9) Der Humor spricht in beiden Fällen sowohl Kinder als auch Erwachsene an.
10) Auf brutale Elemente verzichten beide Serien.
11) Mit Cäsar, Kleopatra bzw. Billy The Kid, Jesse James, Calamity Jane u.a. spielen historische Figuren oft bedeutende Rollen, häufiger allerdings bei Lucky Luke.
12) Beide Helden sind - meistens - davor gefeit, der holden Weiblichkeit zu erliegen. Offenbar sind sie asexuelle Wesen.
13) Die wichtigsten Gegenspieler der Helden - Römer bzw. Daltons - sind für meinen Geschmack einen Tick ZU lächerlich, um halbwegs glaubwürdige Kontrahenten abzugeben.
14) Die jeweiligen Verfilmungen (Kino, TV-Serien) kommen nicht an die Comic-Vorlagen heran.
Unterschiede:
1) Die trockenen Kommentare von Jolly Jumper zum tobenden Wildwest-Geschehen (Bsp.: als Luke mit einer Arbeitskolonne eine Wüste durchqueren muß und ein Wasserbehälter ins Bild rückt, wendet sich der der treue Klepper dem Leser zu: "Soll ich Euch was sagen? Mit dem Wasser passiert noch was!" Ein paar Panels später schreit einer Alarm. JJ in aller Ruhe: "Das Wasser!" - Wenigstens sinngemäß, aus "Der singende Draht", meine ich. Habe nicht extra nachgeguckt).

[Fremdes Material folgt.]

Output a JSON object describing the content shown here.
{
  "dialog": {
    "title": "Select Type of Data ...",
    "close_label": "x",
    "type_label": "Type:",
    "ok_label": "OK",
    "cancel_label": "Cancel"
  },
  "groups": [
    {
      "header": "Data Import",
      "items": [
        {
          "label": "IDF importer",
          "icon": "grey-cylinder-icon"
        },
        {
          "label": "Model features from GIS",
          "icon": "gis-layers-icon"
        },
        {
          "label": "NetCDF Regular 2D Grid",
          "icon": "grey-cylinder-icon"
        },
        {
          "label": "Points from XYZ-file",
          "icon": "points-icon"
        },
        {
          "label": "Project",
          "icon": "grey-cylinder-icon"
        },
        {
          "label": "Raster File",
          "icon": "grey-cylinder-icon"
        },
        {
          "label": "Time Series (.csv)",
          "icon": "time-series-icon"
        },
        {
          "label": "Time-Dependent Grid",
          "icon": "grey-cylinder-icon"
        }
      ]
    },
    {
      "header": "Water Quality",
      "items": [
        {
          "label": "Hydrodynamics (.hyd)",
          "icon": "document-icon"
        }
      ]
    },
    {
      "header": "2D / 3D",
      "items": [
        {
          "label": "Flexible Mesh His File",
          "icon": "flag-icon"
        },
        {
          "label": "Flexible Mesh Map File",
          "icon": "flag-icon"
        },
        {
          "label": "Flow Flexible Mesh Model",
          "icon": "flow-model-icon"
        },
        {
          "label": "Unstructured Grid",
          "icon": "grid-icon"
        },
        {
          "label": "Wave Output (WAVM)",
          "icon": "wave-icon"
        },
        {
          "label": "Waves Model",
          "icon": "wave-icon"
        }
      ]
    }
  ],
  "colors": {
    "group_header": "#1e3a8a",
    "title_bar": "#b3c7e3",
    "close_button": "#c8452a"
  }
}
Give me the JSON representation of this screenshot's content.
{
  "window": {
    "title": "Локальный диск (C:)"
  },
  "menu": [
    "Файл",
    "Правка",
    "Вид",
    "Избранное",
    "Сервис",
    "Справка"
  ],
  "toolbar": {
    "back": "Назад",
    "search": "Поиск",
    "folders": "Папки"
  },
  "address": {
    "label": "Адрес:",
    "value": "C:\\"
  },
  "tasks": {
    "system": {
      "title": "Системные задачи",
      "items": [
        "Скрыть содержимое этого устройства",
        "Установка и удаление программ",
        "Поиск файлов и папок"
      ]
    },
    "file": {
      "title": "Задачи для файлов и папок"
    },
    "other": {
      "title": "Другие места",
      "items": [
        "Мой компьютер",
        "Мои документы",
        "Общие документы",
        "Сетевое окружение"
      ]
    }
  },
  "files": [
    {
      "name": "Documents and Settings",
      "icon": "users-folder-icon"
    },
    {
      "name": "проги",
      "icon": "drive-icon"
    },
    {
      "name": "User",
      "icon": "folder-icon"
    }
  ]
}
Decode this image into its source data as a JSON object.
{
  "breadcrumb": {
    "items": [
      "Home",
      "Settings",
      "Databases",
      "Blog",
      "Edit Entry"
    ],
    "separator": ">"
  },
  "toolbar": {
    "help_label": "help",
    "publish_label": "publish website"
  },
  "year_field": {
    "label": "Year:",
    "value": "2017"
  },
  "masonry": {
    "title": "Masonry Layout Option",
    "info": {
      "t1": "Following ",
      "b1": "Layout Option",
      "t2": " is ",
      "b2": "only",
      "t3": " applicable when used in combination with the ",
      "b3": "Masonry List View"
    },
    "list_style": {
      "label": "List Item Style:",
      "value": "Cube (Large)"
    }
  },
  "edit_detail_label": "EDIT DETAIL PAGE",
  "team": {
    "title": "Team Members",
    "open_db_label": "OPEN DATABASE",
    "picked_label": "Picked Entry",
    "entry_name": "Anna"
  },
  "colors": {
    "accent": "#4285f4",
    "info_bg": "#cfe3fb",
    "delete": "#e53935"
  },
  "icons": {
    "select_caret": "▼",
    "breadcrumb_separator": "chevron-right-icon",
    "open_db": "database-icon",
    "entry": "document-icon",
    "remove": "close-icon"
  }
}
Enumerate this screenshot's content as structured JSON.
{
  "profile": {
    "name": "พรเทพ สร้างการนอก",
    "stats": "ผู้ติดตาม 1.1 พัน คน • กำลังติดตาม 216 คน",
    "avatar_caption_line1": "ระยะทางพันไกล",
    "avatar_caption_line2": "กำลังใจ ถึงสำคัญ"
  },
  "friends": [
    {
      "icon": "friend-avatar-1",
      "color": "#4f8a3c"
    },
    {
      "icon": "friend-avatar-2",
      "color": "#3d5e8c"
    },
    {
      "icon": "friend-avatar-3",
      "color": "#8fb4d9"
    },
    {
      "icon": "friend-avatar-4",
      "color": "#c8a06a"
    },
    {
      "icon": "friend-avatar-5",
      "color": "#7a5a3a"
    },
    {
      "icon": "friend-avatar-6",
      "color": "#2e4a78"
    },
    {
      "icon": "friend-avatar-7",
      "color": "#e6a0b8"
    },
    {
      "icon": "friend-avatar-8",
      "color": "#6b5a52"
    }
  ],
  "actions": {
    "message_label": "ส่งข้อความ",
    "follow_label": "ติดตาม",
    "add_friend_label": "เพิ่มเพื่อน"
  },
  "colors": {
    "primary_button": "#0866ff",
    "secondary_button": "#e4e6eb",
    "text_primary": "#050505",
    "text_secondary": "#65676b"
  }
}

2) Der Handlungsrahmen von Lucky Luke ist durch die Western-Filme - scheinbar oder nicht scheinbar - den meisten Lesern viel vertrauter als das altertümliche Gallien bzw. das Römische Reich.
3) Die Geschichten von Lucky Luke knüpfen stärker an historische Ereignisse an, die auch meist mit Namen, Ort und Datum benannt werden.
4) Asterix hat mit Zaubertrank und Reisen um die Welt einen märchenhafteren Touch, einen beweglicheren Handlungsrahmen.
5) Asterix enthält m.E. mehr Wortwitz - bei Lucky Luke entstehen die Gags eher aus der Handlung.
6) Der Zeichenstil von Morris arbeitet oft mit Schattenspielen, anders als bei Uderzo.
7) Nach dem Tod von Goscinny hat Uderzo alleine gearbeitet, Morris dagegen mit wechselnden Szenaristen.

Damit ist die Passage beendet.